In India, 72% of viewers prefer content in other languages. Sanket Mhatre, who dubbed Ryan Reynolds' Hal Jordan in Green Lantern (2011), expressed concern about the AI issue: “We’ve been signing contracts for years, most of which have broad clauses allowing our voices to be used in perpetuity anywhere in the world. Now with AI, signing such clauses is like signing away our careers.”
Sanket Mhatre dubs around 100 Hollywood films into Hindi each year. He also contributes to Chinese, Spanish, and French films in various genres, including web series, animation, anime, documentaries, and audiobooks. “Every day, I retell stories from across the globe to my countrymen in their language, in my voice,” he added.

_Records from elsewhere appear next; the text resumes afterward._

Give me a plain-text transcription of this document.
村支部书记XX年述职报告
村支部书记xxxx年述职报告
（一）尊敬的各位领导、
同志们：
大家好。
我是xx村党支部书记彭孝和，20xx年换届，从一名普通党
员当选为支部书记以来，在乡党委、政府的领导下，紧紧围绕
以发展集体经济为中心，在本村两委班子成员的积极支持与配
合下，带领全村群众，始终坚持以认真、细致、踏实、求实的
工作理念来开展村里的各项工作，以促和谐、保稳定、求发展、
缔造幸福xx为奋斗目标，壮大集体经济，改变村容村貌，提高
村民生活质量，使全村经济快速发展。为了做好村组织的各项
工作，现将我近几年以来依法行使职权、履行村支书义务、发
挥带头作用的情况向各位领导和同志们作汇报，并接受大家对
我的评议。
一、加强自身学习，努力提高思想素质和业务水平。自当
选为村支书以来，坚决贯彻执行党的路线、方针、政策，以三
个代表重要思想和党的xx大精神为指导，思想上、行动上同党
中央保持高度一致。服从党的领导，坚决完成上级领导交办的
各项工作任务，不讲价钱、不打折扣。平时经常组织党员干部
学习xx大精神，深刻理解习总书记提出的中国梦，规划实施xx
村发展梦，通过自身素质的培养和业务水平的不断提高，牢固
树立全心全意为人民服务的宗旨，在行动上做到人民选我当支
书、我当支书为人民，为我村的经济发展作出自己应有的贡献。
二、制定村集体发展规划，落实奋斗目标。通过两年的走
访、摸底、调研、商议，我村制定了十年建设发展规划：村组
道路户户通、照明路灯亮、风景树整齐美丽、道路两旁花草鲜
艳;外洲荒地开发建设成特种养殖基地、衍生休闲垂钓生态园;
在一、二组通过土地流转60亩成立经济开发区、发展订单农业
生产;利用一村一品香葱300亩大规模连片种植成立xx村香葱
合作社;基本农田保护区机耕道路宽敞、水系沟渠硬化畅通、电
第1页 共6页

Despite concerns about AI development, Mhatre believes his job is still secure. He argues AI can't yet handle subtle cultural and emotional nuances. “If the actor's face isn't on screen, just their back, we can add a line or an expression in our voice to clarify the scene,” he explained. He gave the example of replacing an original title with a Bollywood work in a science fiction film's time travel sequence to make it more accessible to domestic audiences.
However, Mhatre acknowledges using AI is much faster and cheaper than hiring a team of voice actors, translators, and sound engineers. “We need to stand up against the robots. We need AI in peace missions like combating climate change, but we need real actors on screen.”